I had an idea where the modern US is ISOTed to the old world, So I did a thing where I transposed 2000 municipalities from the lower 48 states onto positions in the Old World:
https://drive.google.com/open?id=1kf1XnTZVUjwcpT7S6xIoQv_8944&usp=sharing
The map is searchable. Latitudes are exactly the same for all cities, but longitude is... funny. I tried to (1) preserve relative longitudes so that a city to the east would stay to the east and vice-versa, and (2) position cities so that they ended up in a place that's survivable and not in the middle of a desert or ocean. To that end I used a spreadsheet with the latitudes and longitudes of both old world cities and new world cities and did a bit of matching. However, my goals began to contradict each other and I ended up with some weird results, like some cities in Maryland being west of some cities in Iowa. Even so, the east coast is on the east coast and the west coast is on the west coast, and cities on water are not too far from land.
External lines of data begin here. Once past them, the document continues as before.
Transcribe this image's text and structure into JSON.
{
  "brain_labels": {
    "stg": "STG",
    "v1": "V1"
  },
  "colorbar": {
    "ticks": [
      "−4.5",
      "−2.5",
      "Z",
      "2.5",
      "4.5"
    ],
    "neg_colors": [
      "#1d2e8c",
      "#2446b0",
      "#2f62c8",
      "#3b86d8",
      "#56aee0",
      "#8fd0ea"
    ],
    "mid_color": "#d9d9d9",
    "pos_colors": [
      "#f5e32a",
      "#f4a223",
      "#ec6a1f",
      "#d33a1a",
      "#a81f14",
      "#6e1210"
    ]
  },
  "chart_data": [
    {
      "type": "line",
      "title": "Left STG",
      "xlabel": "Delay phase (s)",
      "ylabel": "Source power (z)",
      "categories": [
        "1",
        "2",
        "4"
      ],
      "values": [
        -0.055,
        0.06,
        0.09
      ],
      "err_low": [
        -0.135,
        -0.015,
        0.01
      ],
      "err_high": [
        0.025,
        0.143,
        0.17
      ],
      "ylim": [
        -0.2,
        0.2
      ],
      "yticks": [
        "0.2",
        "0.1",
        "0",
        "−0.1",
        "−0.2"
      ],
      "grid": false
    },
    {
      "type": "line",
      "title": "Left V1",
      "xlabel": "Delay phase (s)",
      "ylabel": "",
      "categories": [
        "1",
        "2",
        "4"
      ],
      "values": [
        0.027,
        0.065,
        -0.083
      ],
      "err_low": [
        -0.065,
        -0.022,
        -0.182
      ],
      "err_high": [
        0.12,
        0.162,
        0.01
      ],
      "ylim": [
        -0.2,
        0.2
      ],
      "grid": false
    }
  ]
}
If I had to pick transposition areas for Alaska and Hawaii, I'd probably go with Scandinavia and the Caribbean, respectively. The Caribbean isn't in the old world, but then again Hawaii isn't in North America.
As an example, here is where my home city of Cleveland ended up, on the Macedonia-Bulgaria border:
View attachment 315927
The city on the upper right is Burbank, Illinois, which is decidedly not northeast of where I am.